Unfortunately the impact of the Legal Aid changes introduced in April 2013 have meant that for the vast majority of family cases Legal Aid is no longer available. It had always been understood that the safety net of exceptional funding would be available to parties involved in family cases (and indeed other civil disputes) where the circumstances of the case were such that funding was justified to ensure that human rights were protected. Unfortunately in this case public funding hadn’t been made available so Sir James Munby concluded that the case could not be dealt with justly in the absence of the parties being on an equal footing i.e. both having access to representation. He was particularly concerned about the right to a fair trial and article 6 and 8 of the European Convention on Human Rights. He felt the case couldn’t proceed and that therefore in affect an impasse had been reached which was clearly unthinkable. He commented “There is the risk that if one has a process that is not fair to one of the parents that unfairness may in the final analysis rebound to the disadvantage of the child”. In the end he adjourned the case and invited the Ministry of Justice to intervene in the proceedings so that representations could be made about how the father could be properly legally represented.
Whilst we all work in a world where Government cuts have come to bite in many different ways there must be real concerns where the safety value of exceptional of funding which was supposed to deal with and pick up those cases where a lack of representation would lead to unfairness, seems to be working so badly. The number of cases where exceptional funding has been granted has been very small and much below the level that had been anticipated in advance of the Legal Aid changes.

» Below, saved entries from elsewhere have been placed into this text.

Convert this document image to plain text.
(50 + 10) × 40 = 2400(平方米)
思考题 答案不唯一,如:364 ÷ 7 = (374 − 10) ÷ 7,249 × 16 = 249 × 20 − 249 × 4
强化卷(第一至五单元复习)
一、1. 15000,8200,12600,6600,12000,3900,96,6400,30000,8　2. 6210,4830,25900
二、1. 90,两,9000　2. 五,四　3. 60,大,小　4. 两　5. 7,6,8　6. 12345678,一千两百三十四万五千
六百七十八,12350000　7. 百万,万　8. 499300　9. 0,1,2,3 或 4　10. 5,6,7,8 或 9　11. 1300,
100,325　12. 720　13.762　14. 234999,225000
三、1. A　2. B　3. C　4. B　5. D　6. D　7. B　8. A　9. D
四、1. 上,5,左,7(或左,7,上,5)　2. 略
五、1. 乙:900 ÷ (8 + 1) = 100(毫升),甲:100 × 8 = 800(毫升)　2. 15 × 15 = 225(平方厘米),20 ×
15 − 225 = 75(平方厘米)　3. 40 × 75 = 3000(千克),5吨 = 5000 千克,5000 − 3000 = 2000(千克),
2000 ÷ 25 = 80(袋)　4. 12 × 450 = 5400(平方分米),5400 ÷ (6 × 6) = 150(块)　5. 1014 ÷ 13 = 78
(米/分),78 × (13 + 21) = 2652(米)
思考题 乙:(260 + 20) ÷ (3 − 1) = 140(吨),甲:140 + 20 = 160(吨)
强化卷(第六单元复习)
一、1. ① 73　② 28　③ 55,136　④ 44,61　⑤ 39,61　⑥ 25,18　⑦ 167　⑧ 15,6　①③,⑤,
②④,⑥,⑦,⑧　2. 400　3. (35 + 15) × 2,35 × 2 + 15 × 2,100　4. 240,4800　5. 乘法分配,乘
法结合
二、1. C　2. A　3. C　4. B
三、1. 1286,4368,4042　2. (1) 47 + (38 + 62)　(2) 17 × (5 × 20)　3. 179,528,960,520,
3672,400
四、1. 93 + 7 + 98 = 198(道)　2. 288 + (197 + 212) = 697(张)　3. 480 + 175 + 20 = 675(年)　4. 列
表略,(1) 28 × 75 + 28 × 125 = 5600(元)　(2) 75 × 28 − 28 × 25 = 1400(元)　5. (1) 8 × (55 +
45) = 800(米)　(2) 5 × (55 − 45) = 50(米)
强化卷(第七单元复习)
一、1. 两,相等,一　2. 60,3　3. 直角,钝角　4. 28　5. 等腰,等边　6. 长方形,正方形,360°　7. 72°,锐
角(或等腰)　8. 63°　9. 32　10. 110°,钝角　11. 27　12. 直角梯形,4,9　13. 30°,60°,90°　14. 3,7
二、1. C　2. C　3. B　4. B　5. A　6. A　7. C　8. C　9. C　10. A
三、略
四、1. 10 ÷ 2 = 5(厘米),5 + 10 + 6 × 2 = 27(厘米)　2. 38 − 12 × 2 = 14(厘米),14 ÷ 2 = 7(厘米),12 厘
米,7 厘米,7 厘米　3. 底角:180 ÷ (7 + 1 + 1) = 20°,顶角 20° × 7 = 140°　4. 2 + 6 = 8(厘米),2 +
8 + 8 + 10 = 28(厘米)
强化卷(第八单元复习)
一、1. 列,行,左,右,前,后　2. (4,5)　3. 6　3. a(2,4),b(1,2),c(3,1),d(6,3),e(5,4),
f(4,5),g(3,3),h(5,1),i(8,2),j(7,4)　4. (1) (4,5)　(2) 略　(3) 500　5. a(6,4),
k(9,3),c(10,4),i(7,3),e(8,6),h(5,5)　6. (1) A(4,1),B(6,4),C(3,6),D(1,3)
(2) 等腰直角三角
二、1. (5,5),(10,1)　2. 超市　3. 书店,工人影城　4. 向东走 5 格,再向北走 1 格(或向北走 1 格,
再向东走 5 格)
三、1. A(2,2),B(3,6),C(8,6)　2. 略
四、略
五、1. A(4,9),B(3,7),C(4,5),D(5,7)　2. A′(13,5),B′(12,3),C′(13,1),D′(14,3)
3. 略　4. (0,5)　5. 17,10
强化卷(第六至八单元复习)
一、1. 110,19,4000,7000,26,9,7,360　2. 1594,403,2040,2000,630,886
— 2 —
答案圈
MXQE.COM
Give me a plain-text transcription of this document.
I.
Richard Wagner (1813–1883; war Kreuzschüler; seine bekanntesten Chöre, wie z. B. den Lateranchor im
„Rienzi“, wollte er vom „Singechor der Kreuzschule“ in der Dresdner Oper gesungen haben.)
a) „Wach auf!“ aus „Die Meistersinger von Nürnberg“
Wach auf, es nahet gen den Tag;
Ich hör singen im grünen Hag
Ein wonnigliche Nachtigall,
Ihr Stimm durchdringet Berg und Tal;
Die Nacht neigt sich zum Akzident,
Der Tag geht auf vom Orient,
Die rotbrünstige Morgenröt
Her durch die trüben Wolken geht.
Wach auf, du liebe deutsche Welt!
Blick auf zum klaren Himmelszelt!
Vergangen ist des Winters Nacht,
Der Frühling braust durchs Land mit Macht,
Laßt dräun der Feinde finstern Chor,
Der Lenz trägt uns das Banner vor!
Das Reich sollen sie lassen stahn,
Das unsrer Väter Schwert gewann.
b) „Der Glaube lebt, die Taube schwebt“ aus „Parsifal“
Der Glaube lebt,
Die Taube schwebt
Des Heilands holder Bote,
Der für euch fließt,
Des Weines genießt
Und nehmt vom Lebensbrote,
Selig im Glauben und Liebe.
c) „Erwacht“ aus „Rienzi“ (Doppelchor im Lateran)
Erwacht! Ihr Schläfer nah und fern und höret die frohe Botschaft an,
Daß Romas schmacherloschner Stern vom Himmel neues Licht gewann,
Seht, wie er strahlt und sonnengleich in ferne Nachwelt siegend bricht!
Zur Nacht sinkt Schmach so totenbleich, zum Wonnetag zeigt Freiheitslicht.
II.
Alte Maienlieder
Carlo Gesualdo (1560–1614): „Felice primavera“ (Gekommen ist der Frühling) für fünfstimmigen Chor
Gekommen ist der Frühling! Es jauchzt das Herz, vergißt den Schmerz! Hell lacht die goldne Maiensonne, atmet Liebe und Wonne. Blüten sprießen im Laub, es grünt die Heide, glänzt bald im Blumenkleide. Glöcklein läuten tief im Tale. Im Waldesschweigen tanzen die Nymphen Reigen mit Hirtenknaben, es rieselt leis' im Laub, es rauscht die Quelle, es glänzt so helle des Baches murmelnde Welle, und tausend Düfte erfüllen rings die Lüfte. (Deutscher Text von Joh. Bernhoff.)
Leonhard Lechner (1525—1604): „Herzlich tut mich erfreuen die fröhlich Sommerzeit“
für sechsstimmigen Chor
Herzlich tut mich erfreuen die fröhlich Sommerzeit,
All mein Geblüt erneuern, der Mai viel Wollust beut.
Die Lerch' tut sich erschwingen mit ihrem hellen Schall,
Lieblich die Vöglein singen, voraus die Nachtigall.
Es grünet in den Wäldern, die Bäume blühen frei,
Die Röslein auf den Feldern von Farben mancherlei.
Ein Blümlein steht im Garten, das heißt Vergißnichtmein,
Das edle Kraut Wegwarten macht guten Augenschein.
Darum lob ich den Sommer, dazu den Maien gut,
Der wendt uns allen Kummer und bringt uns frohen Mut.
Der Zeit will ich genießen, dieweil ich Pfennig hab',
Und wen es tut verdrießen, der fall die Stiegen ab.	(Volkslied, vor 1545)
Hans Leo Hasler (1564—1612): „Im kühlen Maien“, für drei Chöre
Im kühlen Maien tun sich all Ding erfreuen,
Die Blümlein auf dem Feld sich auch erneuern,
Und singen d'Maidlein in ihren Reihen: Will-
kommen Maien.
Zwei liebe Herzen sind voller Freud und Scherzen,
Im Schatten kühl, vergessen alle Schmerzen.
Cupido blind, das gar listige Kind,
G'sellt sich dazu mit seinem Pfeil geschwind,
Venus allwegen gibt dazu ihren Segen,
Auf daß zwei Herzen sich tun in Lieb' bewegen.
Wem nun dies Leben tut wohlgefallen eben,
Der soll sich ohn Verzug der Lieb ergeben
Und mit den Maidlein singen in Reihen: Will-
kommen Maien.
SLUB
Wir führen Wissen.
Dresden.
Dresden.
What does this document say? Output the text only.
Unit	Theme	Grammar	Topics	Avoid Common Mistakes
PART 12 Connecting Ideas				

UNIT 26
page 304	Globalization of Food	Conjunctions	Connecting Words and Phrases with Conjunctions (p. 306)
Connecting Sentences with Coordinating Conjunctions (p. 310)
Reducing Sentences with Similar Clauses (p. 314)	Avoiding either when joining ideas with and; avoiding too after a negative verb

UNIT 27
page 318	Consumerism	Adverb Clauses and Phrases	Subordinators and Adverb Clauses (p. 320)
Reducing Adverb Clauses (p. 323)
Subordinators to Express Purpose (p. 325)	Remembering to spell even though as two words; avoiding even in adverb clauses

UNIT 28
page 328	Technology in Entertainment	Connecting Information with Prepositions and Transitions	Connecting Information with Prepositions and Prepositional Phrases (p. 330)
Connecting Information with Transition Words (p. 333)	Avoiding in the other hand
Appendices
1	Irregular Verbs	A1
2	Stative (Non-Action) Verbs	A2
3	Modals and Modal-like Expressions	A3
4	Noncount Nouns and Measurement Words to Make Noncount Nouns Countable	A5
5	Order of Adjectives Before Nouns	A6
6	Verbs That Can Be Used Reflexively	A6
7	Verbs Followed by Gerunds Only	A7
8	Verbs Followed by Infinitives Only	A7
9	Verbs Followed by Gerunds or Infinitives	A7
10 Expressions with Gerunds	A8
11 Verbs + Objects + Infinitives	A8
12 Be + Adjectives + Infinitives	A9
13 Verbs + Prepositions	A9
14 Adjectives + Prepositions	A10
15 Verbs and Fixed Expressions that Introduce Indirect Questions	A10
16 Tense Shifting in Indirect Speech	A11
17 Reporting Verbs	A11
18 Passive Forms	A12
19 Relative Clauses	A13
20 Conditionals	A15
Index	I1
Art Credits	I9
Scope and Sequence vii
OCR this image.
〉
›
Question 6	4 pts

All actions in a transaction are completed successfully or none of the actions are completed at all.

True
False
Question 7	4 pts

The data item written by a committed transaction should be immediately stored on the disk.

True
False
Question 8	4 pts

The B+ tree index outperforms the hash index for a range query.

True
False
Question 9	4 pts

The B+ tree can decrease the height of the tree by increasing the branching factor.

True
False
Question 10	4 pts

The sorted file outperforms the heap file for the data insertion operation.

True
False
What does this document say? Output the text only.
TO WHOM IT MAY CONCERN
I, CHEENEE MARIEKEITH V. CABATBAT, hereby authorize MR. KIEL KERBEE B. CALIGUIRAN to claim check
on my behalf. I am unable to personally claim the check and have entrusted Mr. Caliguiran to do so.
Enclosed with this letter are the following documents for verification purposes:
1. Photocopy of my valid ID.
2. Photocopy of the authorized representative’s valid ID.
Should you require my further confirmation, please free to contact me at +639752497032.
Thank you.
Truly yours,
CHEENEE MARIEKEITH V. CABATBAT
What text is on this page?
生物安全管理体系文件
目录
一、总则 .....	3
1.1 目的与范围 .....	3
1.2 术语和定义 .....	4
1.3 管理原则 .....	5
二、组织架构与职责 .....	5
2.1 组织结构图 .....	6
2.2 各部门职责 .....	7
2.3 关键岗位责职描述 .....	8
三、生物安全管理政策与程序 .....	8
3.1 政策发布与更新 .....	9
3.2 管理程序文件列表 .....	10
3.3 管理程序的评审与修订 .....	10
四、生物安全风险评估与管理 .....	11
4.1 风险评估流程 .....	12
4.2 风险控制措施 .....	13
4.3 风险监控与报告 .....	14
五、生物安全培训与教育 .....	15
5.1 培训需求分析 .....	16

This is clearly an area that the Ministry of Justice need to review. One of the problems has been that the actual process of trying to achieve exceptional funding is extremely complex and takes considerable time. Therefore fewer applications are being made. Whilst the particular details of this case are not clear and of itself seem to raise a number of issues of concern. There are many more apparently everyday cases where people’s access to justice is being denied and they are struggling to secure contact with their children or their financial future and need proper help to do so. As a firm we try to assist by offering a fixed fee advice scheme to assist those on limited budgets as far as possible but we would certainly share the President’s concern about the human rights of those involved in family proceedings and in particular the consequences for their children where access to justice is denied. Efforts by firms to offer alternatives can only go so far and this is clearly an area that the Ministry of Justice needs to explore further.